The students have all since been cleared to return to school after having their suspected cases of ringworm tested at the Imperial County Public Health Department.
Budde said it is not uncommon for this condition to spread in an environment like the wrestling room, where the athletes are in close contact with one another.
He said the school followed protocol and reported the cases to the health department. After hearing what the school intended to do to remediate the problem, Budde said the health department required no further action.
The wrestling mats and the wrestling room have been disinfected twice so far, once Friday and once again Monday.
Again, Budde hasn’t been made aware of any cheerleaders or any other winter sports participants coming down with the condition.
And the assertion that there is mold in the locker rooms and that they are unsanitary, he assures the public that maintenance cleans and disinfects the locker rooms. He also mentioned that because Central Union High School District does not require students to shower, they rarely do, and that means the locker room is not often a high-moisture environment where mold would breed.
Further, we reported on the boys’ basketball team’s forfeits of its Imperial Valley League matches in Wednesday’s edition of the paper. It had nothing to do with the ringworm outbreak and everything to do with an ineligible student on the squad.
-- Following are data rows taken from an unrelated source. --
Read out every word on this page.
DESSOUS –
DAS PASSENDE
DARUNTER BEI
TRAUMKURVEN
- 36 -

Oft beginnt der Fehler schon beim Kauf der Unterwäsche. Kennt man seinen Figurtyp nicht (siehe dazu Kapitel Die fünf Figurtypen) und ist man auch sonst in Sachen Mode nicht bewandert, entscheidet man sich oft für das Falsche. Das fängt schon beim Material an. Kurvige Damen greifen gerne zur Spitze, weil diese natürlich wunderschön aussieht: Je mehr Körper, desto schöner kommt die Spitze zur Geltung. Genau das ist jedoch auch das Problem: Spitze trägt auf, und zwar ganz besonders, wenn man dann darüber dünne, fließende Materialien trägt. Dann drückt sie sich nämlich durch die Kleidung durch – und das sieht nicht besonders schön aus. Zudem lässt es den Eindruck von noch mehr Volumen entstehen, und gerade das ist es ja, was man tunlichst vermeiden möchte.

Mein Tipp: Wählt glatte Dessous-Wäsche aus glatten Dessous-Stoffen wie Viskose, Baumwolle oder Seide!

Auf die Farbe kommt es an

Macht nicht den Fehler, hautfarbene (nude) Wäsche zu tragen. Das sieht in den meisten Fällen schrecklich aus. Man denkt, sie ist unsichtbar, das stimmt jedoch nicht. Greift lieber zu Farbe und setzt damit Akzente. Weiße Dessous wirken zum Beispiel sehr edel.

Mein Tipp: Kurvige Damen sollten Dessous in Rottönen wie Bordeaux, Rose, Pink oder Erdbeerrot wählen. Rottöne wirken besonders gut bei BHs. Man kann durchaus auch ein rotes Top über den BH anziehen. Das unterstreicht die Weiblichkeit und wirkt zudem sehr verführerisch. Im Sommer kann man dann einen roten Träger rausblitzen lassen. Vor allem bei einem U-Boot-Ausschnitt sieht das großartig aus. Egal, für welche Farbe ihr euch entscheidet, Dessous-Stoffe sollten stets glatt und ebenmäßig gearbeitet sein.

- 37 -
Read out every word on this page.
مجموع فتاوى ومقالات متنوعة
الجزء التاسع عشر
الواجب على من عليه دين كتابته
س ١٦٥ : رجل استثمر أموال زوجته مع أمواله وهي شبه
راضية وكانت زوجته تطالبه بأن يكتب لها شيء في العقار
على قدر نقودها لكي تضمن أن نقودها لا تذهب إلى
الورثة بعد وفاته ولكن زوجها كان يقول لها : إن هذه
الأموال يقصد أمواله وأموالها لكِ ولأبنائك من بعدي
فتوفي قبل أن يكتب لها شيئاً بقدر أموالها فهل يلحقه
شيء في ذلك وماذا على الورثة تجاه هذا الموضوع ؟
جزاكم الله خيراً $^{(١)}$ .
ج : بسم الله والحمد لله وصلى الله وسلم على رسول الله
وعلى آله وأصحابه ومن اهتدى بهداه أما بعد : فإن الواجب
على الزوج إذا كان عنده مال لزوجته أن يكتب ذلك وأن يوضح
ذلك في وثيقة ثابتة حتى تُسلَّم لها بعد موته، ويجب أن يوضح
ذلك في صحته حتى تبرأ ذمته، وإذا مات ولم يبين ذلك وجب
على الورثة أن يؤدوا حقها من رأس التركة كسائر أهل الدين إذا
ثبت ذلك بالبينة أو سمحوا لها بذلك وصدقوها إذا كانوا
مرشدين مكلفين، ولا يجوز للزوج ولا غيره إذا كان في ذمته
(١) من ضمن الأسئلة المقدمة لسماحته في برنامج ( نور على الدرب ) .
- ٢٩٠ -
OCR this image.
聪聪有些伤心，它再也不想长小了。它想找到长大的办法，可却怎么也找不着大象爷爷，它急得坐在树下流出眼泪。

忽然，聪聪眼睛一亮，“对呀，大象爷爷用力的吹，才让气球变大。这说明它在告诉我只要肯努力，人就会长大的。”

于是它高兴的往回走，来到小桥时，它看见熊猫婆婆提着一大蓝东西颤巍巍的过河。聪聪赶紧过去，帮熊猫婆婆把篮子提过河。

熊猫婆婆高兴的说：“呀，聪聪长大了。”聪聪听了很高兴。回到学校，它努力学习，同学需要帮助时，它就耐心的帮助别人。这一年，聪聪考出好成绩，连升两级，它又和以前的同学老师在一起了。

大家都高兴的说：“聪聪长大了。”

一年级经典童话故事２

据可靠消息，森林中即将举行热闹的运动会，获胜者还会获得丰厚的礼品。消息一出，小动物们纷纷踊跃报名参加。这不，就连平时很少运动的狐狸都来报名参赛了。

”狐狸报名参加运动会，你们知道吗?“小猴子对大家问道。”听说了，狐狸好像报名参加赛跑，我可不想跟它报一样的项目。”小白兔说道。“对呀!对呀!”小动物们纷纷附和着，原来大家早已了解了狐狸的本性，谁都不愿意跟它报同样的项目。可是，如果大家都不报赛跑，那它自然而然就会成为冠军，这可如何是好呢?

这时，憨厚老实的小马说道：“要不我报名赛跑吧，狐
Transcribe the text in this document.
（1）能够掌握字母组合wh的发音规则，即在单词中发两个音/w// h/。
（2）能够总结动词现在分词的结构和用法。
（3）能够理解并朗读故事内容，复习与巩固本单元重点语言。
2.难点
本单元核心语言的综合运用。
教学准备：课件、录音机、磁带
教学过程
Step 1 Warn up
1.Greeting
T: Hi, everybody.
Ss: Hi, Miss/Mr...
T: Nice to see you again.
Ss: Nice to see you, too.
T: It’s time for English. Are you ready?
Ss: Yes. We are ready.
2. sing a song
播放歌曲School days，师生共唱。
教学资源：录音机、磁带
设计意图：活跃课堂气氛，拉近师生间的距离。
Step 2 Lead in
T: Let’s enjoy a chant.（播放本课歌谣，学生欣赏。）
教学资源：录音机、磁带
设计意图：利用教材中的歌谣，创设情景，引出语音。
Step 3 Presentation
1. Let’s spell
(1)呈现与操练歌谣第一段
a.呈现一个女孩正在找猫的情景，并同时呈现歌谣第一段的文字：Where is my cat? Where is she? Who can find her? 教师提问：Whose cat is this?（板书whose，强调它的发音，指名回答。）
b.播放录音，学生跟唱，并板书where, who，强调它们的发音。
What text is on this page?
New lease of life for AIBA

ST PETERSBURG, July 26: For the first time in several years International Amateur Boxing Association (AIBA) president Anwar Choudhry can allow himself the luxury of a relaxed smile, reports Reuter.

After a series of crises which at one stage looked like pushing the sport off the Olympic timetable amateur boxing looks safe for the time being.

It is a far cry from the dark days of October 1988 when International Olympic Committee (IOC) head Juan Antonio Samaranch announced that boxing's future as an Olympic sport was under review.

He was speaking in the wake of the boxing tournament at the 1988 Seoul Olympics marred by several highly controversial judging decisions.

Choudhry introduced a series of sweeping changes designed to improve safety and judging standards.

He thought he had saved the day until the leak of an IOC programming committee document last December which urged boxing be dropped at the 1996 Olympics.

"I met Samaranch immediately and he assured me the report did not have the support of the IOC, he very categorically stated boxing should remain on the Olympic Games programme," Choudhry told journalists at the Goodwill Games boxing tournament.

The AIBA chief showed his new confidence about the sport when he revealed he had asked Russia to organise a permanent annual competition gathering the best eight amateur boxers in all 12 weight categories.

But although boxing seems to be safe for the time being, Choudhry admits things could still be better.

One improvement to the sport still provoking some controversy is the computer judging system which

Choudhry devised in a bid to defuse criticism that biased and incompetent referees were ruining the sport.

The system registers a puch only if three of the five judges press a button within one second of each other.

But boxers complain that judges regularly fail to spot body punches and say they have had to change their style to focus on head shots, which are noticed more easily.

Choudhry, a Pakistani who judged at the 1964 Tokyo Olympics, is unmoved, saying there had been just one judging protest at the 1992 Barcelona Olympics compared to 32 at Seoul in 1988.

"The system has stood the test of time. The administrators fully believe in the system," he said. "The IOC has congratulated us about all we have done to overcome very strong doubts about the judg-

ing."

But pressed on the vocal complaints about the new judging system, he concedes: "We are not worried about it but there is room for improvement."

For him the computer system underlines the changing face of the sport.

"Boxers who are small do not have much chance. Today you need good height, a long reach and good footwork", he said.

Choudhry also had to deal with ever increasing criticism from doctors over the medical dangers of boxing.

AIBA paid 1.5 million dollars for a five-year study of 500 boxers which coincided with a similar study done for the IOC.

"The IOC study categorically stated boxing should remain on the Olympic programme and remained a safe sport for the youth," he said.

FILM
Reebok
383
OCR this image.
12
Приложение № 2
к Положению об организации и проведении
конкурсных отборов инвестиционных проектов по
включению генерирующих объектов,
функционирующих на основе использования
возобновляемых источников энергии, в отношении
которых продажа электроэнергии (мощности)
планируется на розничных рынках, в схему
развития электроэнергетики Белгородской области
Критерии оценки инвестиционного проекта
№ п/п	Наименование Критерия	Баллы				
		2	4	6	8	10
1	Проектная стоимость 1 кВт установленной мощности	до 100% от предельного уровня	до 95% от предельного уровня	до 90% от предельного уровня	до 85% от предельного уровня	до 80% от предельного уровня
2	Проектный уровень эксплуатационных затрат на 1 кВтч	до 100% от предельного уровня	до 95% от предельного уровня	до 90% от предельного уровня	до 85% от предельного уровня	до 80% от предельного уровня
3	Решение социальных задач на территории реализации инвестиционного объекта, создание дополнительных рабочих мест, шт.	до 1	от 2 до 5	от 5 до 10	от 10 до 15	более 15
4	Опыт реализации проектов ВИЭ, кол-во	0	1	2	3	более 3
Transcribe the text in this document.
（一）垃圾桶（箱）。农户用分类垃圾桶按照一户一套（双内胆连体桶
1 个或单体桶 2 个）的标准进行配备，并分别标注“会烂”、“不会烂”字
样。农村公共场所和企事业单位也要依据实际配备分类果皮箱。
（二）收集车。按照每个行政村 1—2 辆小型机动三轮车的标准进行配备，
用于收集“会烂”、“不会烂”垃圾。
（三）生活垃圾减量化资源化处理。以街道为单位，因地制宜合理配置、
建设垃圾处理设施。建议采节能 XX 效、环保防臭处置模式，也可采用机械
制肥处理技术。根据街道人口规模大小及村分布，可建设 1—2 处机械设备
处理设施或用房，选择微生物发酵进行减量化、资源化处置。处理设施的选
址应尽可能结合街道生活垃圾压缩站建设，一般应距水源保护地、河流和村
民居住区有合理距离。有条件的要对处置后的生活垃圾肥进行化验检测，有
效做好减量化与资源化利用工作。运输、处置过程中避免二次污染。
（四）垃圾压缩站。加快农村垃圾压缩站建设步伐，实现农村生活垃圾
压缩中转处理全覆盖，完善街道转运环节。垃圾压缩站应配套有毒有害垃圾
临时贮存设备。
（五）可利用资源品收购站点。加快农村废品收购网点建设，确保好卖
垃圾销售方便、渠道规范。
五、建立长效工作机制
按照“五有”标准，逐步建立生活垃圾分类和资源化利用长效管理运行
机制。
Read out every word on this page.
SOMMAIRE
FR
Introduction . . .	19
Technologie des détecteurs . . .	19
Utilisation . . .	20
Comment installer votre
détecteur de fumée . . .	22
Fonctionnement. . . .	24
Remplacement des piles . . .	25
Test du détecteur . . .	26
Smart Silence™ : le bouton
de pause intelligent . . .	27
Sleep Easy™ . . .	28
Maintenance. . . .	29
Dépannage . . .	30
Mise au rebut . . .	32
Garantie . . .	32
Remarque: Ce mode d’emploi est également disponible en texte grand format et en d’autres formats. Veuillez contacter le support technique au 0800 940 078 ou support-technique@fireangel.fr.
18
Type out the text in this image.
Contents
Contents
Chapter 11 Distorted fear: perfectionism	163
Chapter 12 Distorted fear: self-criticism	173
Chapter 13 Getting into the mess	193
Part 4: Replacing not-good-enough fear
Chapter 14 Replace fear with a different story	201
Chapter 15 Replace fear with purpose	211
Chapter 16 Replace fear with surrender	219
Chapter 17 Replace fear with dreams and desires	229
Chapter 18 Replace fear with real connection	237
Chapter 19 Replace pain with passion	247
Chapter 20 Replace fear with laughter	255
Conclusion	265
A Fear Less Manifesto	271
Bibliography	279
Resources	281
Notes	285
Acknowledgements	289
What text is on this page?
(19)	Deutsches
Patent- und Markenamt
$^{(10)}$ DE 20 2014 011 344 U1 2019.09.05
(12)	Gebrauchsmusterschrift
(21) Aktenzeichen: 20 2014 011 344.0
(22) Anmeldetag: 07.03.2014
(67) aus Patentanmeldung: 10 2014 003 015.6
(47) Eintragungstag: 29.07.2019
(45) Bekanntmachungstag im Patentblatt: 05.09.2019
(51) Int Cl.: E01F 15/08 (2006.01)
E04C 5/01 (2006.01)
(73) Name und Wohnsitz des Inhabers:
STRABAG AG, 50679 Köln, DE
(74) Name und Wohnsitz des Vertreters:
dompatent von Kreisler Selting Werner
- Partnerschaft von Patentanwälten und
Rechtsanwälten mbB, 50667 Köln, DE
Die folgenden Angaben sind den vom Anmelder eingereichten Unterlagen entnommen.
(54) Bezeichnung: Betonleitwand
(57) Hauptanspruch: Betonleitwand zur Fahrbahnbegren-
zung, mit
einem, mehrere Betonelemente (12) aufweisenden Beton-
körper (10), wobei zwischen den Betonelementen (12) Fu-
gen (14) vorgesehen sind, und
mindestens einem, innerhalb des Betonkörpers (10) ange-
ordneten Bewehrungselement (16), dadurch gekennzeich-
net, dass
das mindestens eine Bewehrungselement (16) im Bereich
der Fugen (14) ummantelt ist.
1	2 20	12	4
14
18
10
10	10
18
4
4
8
Ringworm is most definitely contagious and is spread through skin-on-skin contact. Not caused by a worm at all, it is a fungus that manifests itself as red raised lesions on the skin. Budde said that some of the students’ infections had become infected and were open wounds.
Most cases of ringworm are treated with over-the-counter creams, and while it can clear up quickly, those infected must be vigilant in treating it as it can come back quickly.